Le 20 septembre, l’Ulg décernera le tire de « docteur honoris causa » à trois personnalités : le docteur Denis Mukwege, qui s’est mis au service des femmes victimes du viol utilisé comme arme de guerre en République Démocratique du Congo ; Hassan Jarfi, dont le fils a été assassiné à Liège en raison de ses préférences sexuelles ; son père a écrit un plaidoyer pour la tolérance et les droits de l’Homme. La troisième personnalité distinguée est Christine Mahy, notre Secrétaire générale, pour son action émancipatrice en faveur des populations soumises à l’appauvrissement.
Le titre honorifique de docteur peut être délivré sans examen par l’Université, selon des procédures strictes, « pour preuve d’estime »[1] envers des personnalités dont l’Université entend saluer l’action. Nous sommes évidemment très heureux de pouvoir vous annoncer que Christine va être distinguée dans ce cadre. Pour trois raisons essentielles.
En étant associée à l’action d’un médecin qui lutte contre les violences de guerre faites aux femmes, à un père dont le fils a payé de sa vie la discrimination et qui plaide pour les droits, l’action de Christine Mahy est appréhendée dans son sens réel : faire reconnaître la pauvreté comme une violence de structure, violence qui aboutit à détruire les possibilités de création des personnes et des groupes, à dilapider les richesses que représentent les populations et, depuis trop d’années, violence ultime, à rendre ces personnes principales voire uniques responsables de leur sort et à les sanctionner en conséquence.
Ensuite, ce sont les modalités d’action de notre association et de bien d’autres dont la pertinence est ainsi reconnue : l’éducation permanente, le croisement des luttes culturelles et des luttes sociales, leur appui les unes sur les autres.

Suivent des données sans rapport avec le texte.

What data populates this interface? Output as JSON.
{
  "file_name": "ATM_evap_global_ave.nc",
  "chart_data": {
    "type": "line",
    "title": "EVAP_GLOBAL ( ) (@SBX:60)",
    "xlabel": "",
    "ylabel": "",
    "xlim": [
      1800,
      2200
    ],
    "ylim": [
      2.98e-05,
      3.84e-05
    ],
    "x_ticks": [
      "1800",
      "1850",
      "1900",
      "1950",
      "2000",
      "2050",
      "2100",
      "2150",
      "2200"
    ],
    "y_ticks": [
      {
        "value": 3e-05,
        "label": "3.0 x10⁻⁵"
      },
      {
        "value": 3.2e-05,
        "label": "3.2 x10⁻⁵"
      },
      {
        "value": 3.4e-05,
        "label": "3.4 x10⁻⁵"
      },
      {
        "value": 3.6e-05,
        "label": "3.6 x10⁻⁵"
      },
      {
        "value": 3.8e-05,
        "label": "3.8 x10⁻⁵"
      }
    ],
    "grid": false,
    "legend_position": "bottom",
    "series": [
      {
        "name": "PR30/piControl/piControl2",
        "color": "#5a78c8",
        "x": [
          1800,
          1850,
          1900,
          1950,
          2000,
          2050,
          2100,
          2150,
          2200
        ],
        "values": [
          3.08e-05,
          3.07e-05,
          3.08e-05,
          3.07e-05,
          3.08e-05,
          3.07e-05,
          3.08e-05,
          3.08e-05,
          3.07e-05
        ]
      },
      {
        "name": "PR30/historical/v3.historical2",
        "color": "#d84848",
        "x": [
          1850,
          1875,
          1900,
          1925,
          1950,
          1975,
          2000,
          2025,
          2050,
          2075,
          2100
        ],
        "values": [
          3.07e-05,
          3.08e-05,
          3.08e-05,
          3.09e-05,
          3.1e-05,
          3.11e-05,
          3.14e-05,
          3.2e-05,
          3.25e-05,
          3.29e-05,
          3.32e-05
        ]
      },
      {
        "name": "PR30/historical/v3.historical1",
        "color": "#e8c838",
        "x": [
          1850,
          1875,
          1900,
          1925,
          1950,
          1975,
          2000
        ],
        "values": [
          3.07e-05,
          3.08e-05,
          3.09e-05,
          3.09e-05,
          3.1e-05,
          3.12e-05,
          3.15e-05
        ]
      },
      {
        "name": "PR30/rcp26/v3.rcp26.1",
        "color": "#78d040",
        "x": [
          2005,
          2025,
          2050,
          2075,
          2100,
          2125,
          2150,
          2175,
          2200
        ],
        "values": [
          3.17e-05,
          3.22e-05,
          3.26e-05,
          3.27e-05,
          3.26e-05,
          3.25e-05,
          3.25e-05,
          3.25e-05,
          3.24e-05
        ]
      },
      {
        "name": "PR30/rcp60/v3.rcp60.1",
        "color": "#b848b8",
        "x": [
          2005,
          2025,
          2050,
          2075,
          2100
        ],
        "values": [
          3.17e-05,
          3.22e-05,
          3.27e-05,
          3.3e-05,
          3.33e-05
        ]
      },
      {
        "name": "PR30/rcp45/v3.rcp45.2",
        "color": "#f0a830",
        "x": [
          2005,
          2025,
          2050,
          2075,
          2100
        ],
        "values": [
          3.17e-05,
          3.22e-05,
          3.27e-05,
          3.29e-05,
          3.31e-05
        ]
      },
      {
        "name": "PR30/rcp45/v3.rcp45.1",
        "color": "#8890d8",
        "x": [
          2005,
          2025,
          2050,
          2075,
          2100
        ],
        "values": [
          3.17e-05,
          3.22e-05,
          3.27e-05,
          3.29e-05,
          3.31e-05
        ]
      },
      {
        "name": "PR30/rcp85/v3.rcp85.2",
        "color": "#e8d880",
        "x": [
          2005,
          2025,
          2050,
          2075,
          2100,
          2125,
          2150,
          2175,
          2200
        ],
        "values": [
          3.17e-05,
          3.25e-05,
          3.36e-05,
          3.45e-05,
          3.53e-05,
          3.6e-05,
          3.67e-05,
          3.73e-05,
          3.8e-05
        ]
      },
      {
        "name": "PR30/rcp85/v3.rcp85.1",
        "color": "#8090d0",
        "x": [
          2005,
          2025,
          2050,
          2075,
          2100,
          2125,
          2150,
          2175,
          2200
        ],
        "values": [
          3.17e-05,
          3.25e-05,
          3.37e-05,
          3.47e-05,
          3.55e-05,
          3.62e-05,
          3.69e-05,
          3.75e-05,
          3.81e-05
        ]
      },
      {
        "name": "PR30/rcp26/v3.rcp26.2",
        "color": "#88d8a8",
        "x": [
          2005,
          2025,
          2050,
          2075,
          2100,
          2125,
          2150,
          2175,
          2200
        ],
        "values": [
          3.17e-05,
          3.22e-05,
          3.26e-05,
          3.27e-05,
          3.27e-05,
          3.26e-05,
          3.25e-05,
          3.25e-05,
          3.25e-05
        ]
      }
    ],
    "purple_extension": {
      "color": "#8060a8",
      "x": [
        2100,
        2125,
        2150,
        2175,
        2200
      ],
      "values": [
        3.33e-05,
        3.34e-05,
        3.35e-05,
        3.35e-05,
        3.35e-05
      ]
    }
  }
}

Cette action fait confiance à la capacité d’analyse des personnes, à la production du savoir dans l’expérience et dans la rencontre. Mais aussi, et nous en remercions Christine qui le fait de manière exemplaire, au fait que la parole des populations victimes des violences économiques, sociales et culturelles, si elle doit être écoutée, doit surtout être portée pour pouvoir porter. C’est là la dimension proprement politique de son action et ce sont nos engagements à tous qu’elle exprime si bien.
Enfin, une Université qui choisit de distinguer « pour cause d’honneur » telle ou telle action ou telle ou telle cause dit aussi quelque chose d’elle-même, de ses propres choix. La lutte contre les violences et les inégalités dont l’importance et la pertinence sont ainsi réaffirmées par l’Université de Liège ne peut que nous inciter à continuer à chercher, dans une voie inaugurée par un Pierre Bourdieu et par tant d’autres, les conditions d’une alliance effective entre les chercheurs, les associations militantes et les organismes de mobilisation. C’est une telle alliance qui nous paraît apte à stopper la violence impersonnelle des marchés, de la guerre, de l’intolérance, à imaginer des « instances de contrôle » de leurs forces dérégulées, instances qui seraient « enracinées dans un véritable mouvement populaire »[2]. Pour que l’honneur des populations méprisées soit rétabli ; pour que les inégalités qui les frappent diminuent notablement.
Jean Blairon, Président du RWLP.
[1]https://www.ulg.ac.be/cms/c_29969/de/ra2000-le-doctorat-honoris-causa
[2]P. Bourdieu, « Pour une vraie mobilisation des forces organisées », Interventions, Sciences sociales et action politique, Marseille, Agone, 2002, p. 458.